Setting these welcome tables characterized Jesus’ ministry. The open tables to which he welcomed all kinds of people shocked and scandalized everyone, fellow Jews and pagans alike. And he kept it up even after he was raised. It’s what the early church did, too, imitating him.
I believe it is the church’s mission is in every age to set out these tables of inclusion. Jesus knew that being welcomed to the right kind of table with the wrong kinds of people was the key to the human heart’s conversion to the God of sweeping mercy and unfathomable love.
People sometimes say to me, “How can you preach the defeat of death and the triumph of life? We all still die. Injustice still rules the world. Our best efforts at peace still come to nothing.”

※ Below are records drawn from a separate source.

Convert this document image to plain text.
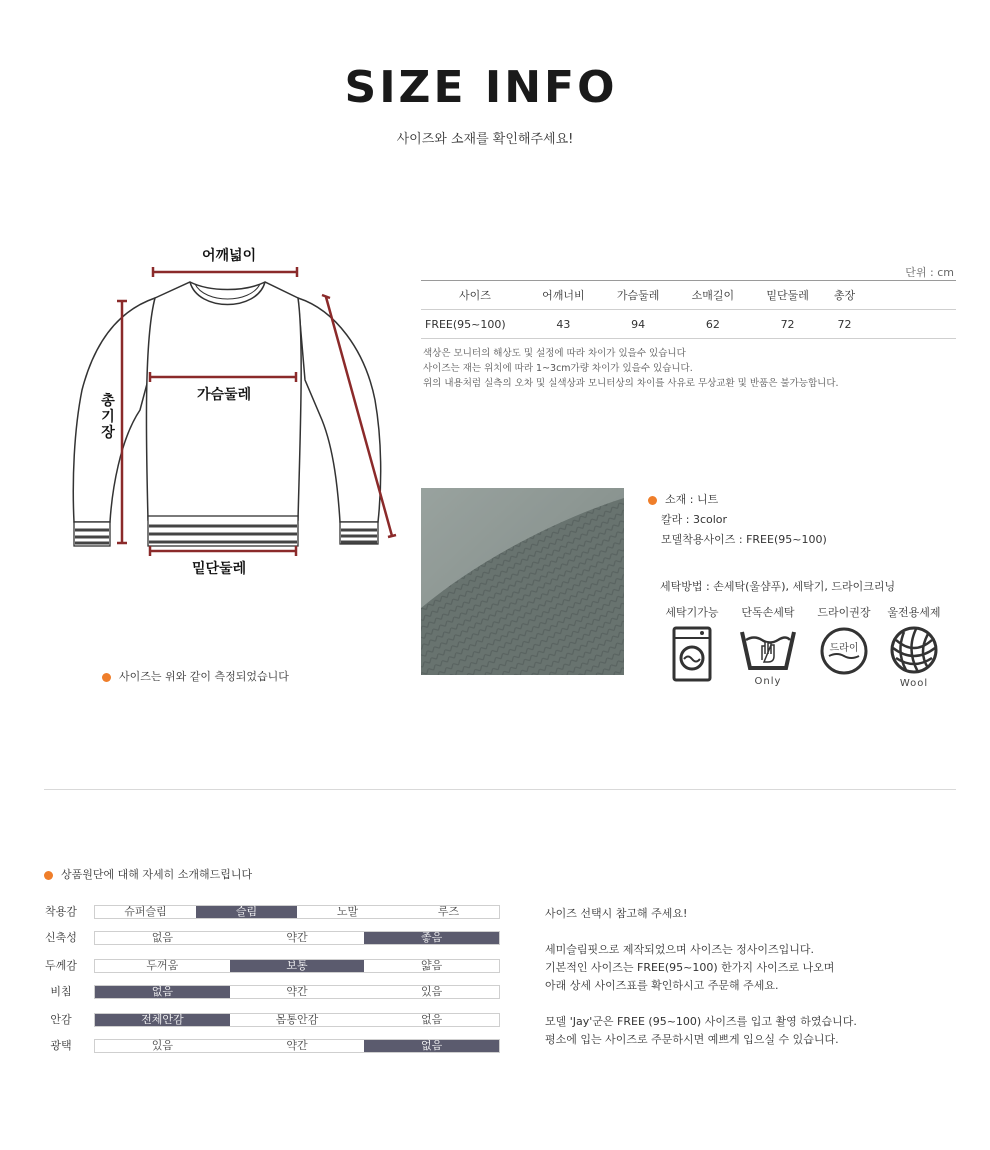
SIZE INFO
사이즈와 소재를 확인해주세요!
어깨넓이
가슴둘레
밑단둘레
총
기
장
사이즈는 위와 같이 측정되었습니다
단위 : cm
사이즈	어깨너비	가슴둘레	소매길이	밑단둘레	총장	
FREE(95~100)	43	94	62	72	72	
색상은 모니터의 해상도 및 설정에 따라 차이가 있을수 있습니다
사이즈는 재는 위치에 따라 1~3cm가량 차이가 있을수 있습니다.
위의 내용처럼 실측의 오차 및 실색상과 모니터상의 차이를 사유로 무상교환 및 반품은 불가능합니다.
소재 : 니트
칼라 : 3color
모델착용사이즈 : FREE(95~100)
세탁방법 : 손세탁(울샴푸), 세탁기, 드라이크리닝
세탁기가능	단독손세탁
Only
드라이권장
드라이
울전용세제
Wool
상품원단에 대해 자세히 소개해드립니다
착용감	슈퍼슬림	슬림	노말	루즈
신축성	없음	약간	좋음
두께감	두꺼움	보통	얇음
비침	없음	약간	있음
안감	전체안감	몸통안감	없음
광택	있음	약간	없음

사이즈 선택시 참고해 주세요!

세미슬림핏으로 제작되었으며 사이즈는 정사이즈입니다.

기본적인 사이즈는 FREE(95~100) 한가지 사이즈로 나오며

아래 상세 사이즈표를 확인하시고 주문해 주세요.

모델 'Jay'군은 FREE (95~100) 사이즈를 입고 촬영 하였습니다.

평소에 입는 사이즈로 주문하시면 예쁘게 입으실 수 있습니다.
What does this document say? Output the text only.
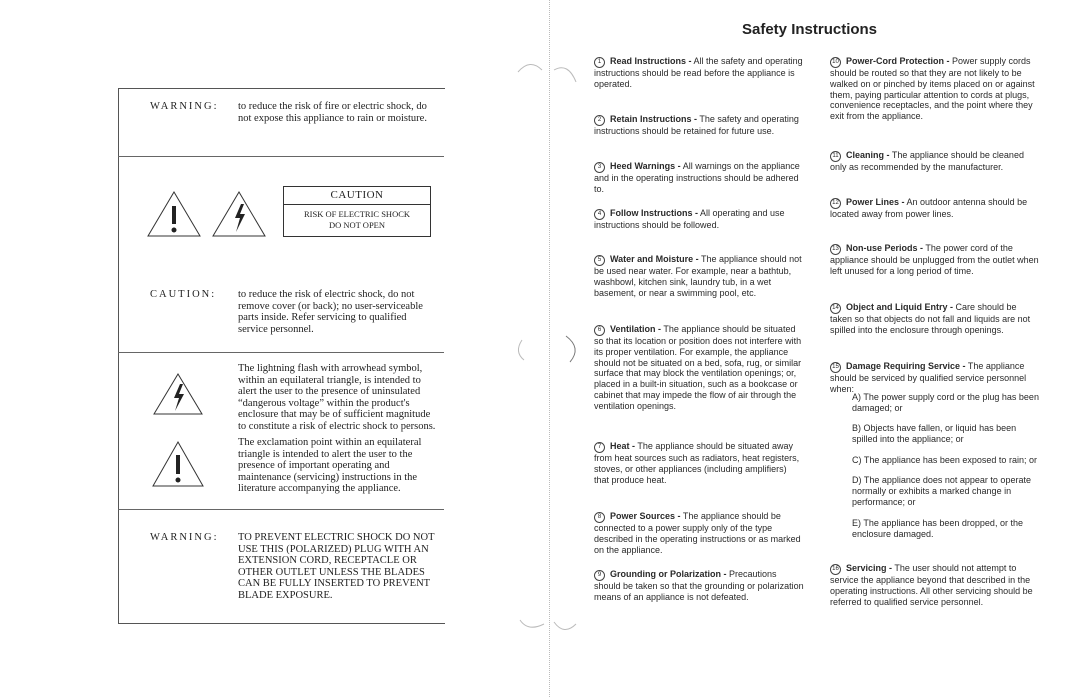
WARNING: to reduce the risk of fire or electric shock, do not expose this appliance to rain or moisture.
CAUTION
RISK OF ELECTRIC SHOCK
DO NOT OPEN
CAUTION: to reduce the risk of electric shock, do not remove cover (or back); no user-serviceable parts inside. Refer servicing to qualified service personnel.
The lightning flash with arrowhead symbol, within an equilateral triangle, is intended to alert the user to the presence of uninsulated “dangerous voltage” within the product's enclosure that may be of sufficient magnitude to constitute a risk of electric shock to persons.
The exclamation point within an equilateral triangle is intended to alert the user to the presence of important operating and maintenance (servicing) instructions in the literature accompanying the appliance.
WARNING: TO PREVENT ELECTRIC SHOCK DO NOT USE THIS (POLARIZED) PLUG WITH AN EXTENSION CORD, RECEPTACLE OR OTHER OUTLET UNLESS THE BLADES CAN BE FULLY INSERTED TO PREVENT BLADE EXPOSURE.
Safety Instructions
1 Read Instructions - All the safety and operating instructions should be read before the appliance is operated.
2 Retain Instructions - The safety and operating instructions should be retained for future use.
3 Heed Warnings - All warnings on the appliance and in the operating instructions should be adhered to.
4 Follow Instructions - All operating and use instructions should be followed.
5 Water and Moisture - The appliance should not be used near water. For example, near a bathtub, washbowl, kitchen sink, laundry tub, in a wet basement, or near a swimming pool, etc.
6 Ventilation - The appliance should be situated so that its location or position does not interfere with its proper ventilation. For example, the appliance should not be situated on a bed, sofa, rug, or similar surface that may block the ventilation openings; or, placed in a built-in situation, such as a bookcase or cabinet that may impede the flow of air through the ventilation openings.
7 Heat - The appliance should be situated away from heat sources such as radiators, heat registers, stoves, or other appliances (including amplifiers) that produce heat.
8 Power Sources - The appliance should be connected to a power supply only of the type described in the operating instructions or as marked on the appliance.
9 Grounding or Polarization - Precautions should be taken so that the grounding or polarization means of an appliance is not defeated.
10 Power-Cord Protection - Power supply cords should be routed so that they are not likely to be walked on or pinched by items placed on or against them, paying particular attention to cords at plugs, convenience receptacles, and the point where they exit from the appliance.
11 Cleaning - The appliance should be cleaned only as recommended by the manufacturer.
12 Power Lines - An outdoor antenna should be located away from power lines.
13 Non-use Periods - The power cord of the appliance should be unplugged from the outlet when left unused for a long period of time.
14 Object and Liquid Entry - Care should be taken so that objects do not fall and liquids are not spilled into the enclosure through openings.
15 Damage Requiring Service - The appliance should be serviced by qualified service personnel when:
A) The power supply cord or the plug has been damaged; or
B) Objects have fallen, or liquid has been spilled into the appliance; or
C) The appliance has been exposed to rain; or
D) The appliance does not appear to operate normally or exhibits a marked change in performance; or
E) The appliance has been dropped, or the enclosure damaged.
16 Servicing - The user should not attempt to service the appliance beyond that described in the operating instructions. All other servicing should be referred to qualified service personnel.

There is little we can say to such objections. Our eyes see one thing, our hearts another, and even the best theological words fall short. We can’t talk people into faith in the triumph of life over death.
But we can show it in the way we eat. In the way we eat together, across separation barriers and human borders. We can eat with each other in such a way that our eating mends the death-dealing divisions of this world. We can eat across boundaries in such a way that it becomes self-evident that death is truly dead.
Some scholars claim that despite all the emphasis on preaching the word in the New Testament, what really persuaded people was the open table. It spoke for itself. Rich and poor, slave and free, male and female, Jew and Gentile, sick and well, righteous and sinners… all kinds of people around the table. That table was the only place in all the world where such a thing happened. At every other table, only like sat with like.
Now, if you have longed to be seated at some table but have been turned away because you are somehow “unlike”, then you know it’s true. You know that if there were a table where everyone could sit, no questions asked, a table at which each one and all of us together were the object of unquestioning and eternal affection, once you were sitting at that table your heart would burn within you. Sitting at that table and sharing that meal, you would know, without having to say a word, that death had fled and that life had won.
Which brings us to the question of our own table in here, and who is seated at it and who is not. And to the question of other tables out there, and who is seated at them and who is not. A question about the sandwiches we are going to make shortly for Jed’s church out there, and the communion we are going to share with each other in here. A question about whether it seems odd to anyone that even at this celebration of these real, loving connections among human beings, there remains a bewildering “us and them” that haunts our hearts.
If it is communion, if it is Easter, if we are saying, “Alleluia! Death is dead, and Life is living”, let’s allow this question to rise and this strange division to haunt us. If we do not try to hide the question or the distance between us from our hearts, facing it will itself be a sign of the Easter mystery growing stronger in us.
And when at Jesus’ invitation you come for the bread and cup today, you will be able to pledge yourselves to be people of the life he won for us. Then you must go and do what your burning heart prompts you to do.